In order to be competitive, companies need to have access to the contents of the ever increasing amount of documentation about their products, processes ad projects. Only a semantics-based approach to information management addressing content is adequate to that task. High-tech and research based companies wish to document as accurately as possible the immaterial values they command, in particular, the knowledge and expertise available from all resources in the company. This is a strategic concern in the company. In principle, a company or organisation using the present approach as described above will be able to answer questions like: What do we know about the field of knowledge X? From which resources (e.g. collection of documents) is this knowledge available? How does X relate to the overall landscape of knowledge commanded by the company? The possibility of answering such questions is brought about by extracting knowledge from company documents and representing this knowledge in a flexible and powerful language internal to the computer.

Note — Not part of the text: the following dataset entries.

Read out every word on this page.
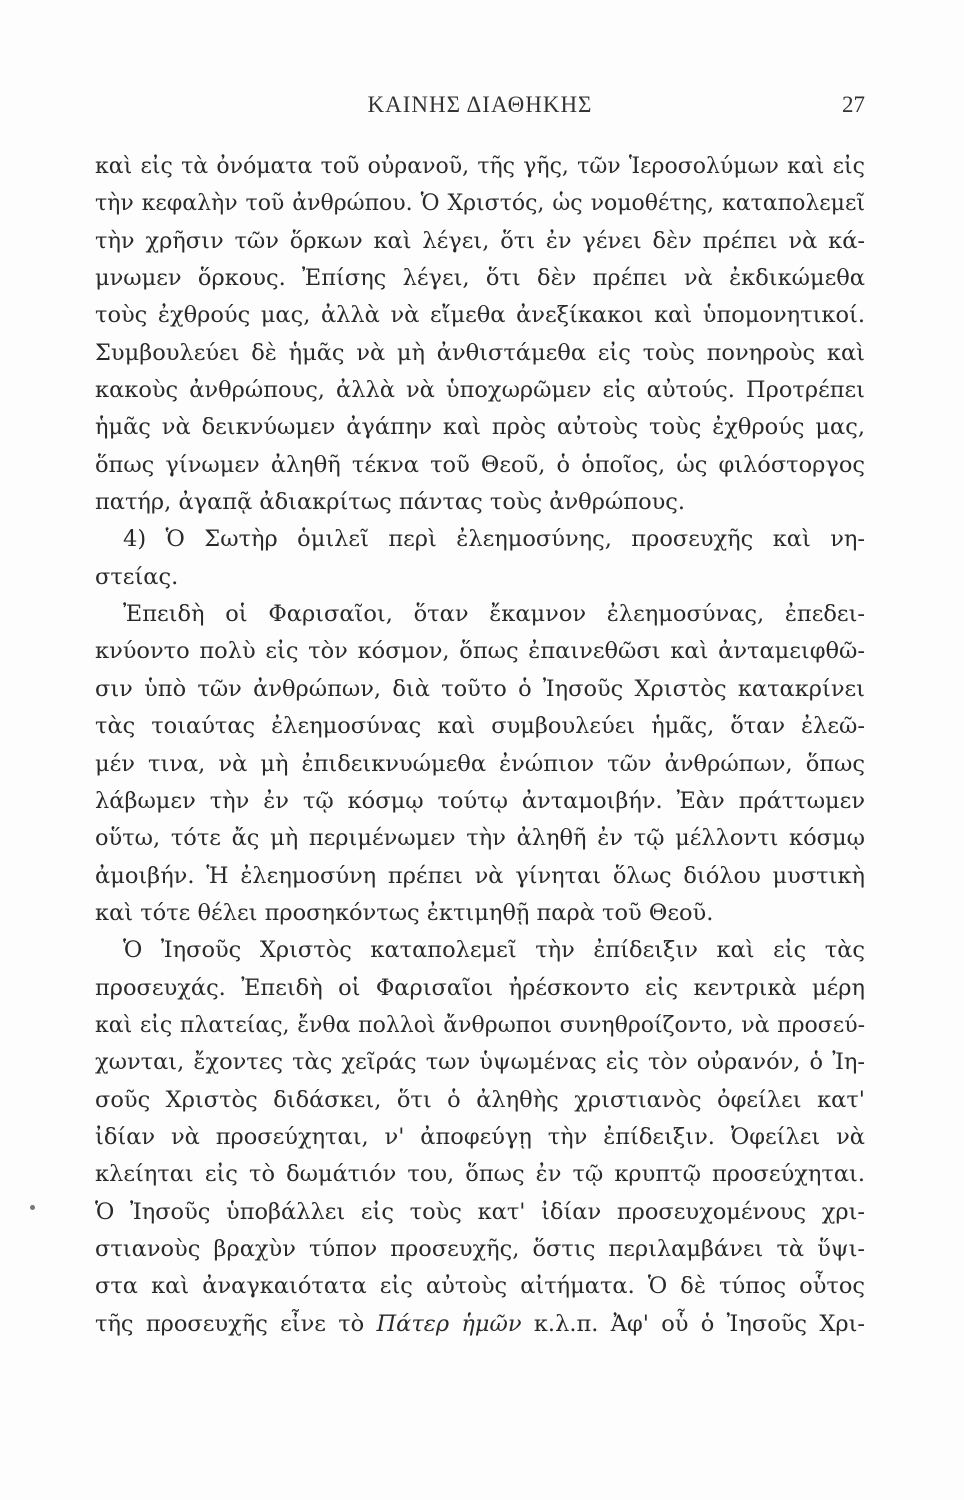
ΚΑΙΝΗΣ ΔΙΑΘΗΚΗΣ	27
καὶ εἰς τὰ ὀνόματα τοῦ οὐρανοῦ, τῆς γῆς, τῶν Ἱεροσολύμων καὶ εἰς
τὴν κεφαλὴν τοῦ ἀνθρώπου. Ὁ Χριστός, ὡς νομοθέτης, καταπολεμεῖ
τὴν χρῆσιν τῶν ὅρκων καὶ λέγει, ὅτι ἐν γένει δὲν πρέπει νὰ κά-
μνωμεν ὅρκους. Ἐπίσης λέγει, ὅτι δὲν πρέπει νὰ ἐκδικώμεθα
τοὺς ἐχθρούς μας, ἀλλὰ νὰ εἴμεθα ἀνεξίκακοι καὶ ὑπομονητικοί.
Συμβουλεύει δὲ ἡμᾶς νὰ μὴ ἀνθιστάμεθα εἰς τοὺς πονηροὺς καὶ
κακοὺς ἀνθρώπους, ἀλλὰ νὰ ὑποχωρῶμεν εἰς αὐτούς. Προτρέπει
ἡμᾶς νὰ δεικνύωμεν ἀγάπην καὶ πρὸς αὐτοὺς τοὺς ἐχθρούς μας,
ὅπως γίνωμεν ἀληθῆ τέκνα τοῦ Θεοῦ, ὁ ὁποῖος, ὡς φιλόστοργος
πατήρ, ἀγαπᾷ ἀδιακρίτως πάντας τοὺς ἀνθρώπους.
4) Ὁ Σωτὴρ ὁμιλεῖ περὶ ἐλεημοσύνης, προσευχῆς καὶ νη-
στείας.
Ἐπειδὴ οἱ Φαρισαῖοι, ὅταν ἔκαμνον ἐλεημοσύνας, ἐπεδει-
κνύοντο πολὺ εἰς τὸν κόσμον, ὅπως ἐπαινεθῶσι καὶ ἀνταμειφθῶ-
σιν ὑπὸ τῶν ἀνθρώπων, διὰ τοῦτο ὁ Ἰησοῦς Χριστὸς κατακρίνει
τὰς τοιαύτας ἐλεημοσύνας καὶ συμβουλεύει ἡμᾶς, ὅταν ἐλεῶ-
μέν τινα, νὰ μὴ ἐπιδεικνυώμεθα ἐνώπιον τῶν ἀνθρώπων, ὅπως
λάβωμεν τὴν ἐν τῷ κόσμῳ τούτῳ ἀνταμοιβήν. Ἐὰν πράττωμεν
οὕτω, τότε ἄς μὴ περιμένωμεν τὴν ἀληθῆ ἐν τῷ μέλλοντι κόσμῳ
ἀμοιβήν. Ἡ ἐλεημοσύνη πρέπει νὰ γίνηται ὅλως διόλου μυστικὴ
καὶ τότε θέλει προσηκόντως ἐκτιμηθῇ παρὰ τοῦ Θεοῦ.
Ὁ Ἰησοῦς Χριστὸς καταπολεμεῖ τὴν ἐπίδειξιν καὶ εἰς τὰς
προσευχάς. Ἐπειδὴ οἱ Φαρισαῖοι ἠρέσκοντο εἰς κεντρικὰ μέρη
καὶ εἰς πλατείας, ἔνθα πολλοὶ ἄνθρωποι συνηθροίζοντο, νὰ προσεύ-
χωνται, ἔχοντες τὰς χεῖράς των ὑψωμένας εἰς τὸν οὐρανόν, ὁ Ἰη-
σοῦς Χριστὸς διδάσκει, ὅτι ὁ ἀληθὴς χριστιανὸς ὀφείλει κατ'
ἰδίαν νὰ προσεύχηται, ν' ἀποφεύγῃ τὴν ἐπίδειξιν. Ὀφείλει νὰ
κλείηται εἰς τὸ δωμάτιόν του, ὅπως ἐν τῷ κρυπτῷ προσεύχηται.
Ὁ Ἰησοῦς ὑποβάλλει εἰς τοὺς κατ' ἰδίαν προσευχομένους χρι-
στιανοὺς βραχὺν τύπον προσευχῆς, ὅστις περιλαμβάνει τὰ ὕψι-
στα καὶ ἀναγκαιότατα εἰς αὐτοὺς αἰτήματα. Ὁ δὲ τύπος οὗτος
τῆς προσευχῆς εἶνε τὸ Πάτερ ἡμῶν κ.λ.π. Ἀφ' οὗ ὁ Ἰησοῦς Χρι-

The content of each document is described as a set of arbitrarily complex conceptual descriptors formulated in this language facilitating detailed comparison of the content of documents. The properties of an ontology-based system as sketched above lead to easier access to data sources, locally as well as globally, integration of the scientific research and the available information present on the subject within Novo Nordisk and in the scientific literature. Alltogether, the proposed system will enable the research units within Novo Nordisk to structure the findings and documentation on the experiments, relate and discover information relevant to the research subjects and access this information easily, as well as browsing the globally available information on the subjects. The academic relevance of the proposed system is significant within the areas of ontological engineering, semantic web technologies and applications of text mining technologies, and the conclusions drawn from the construction of the system will be aimed at contributing to the scientific work made on these research areas.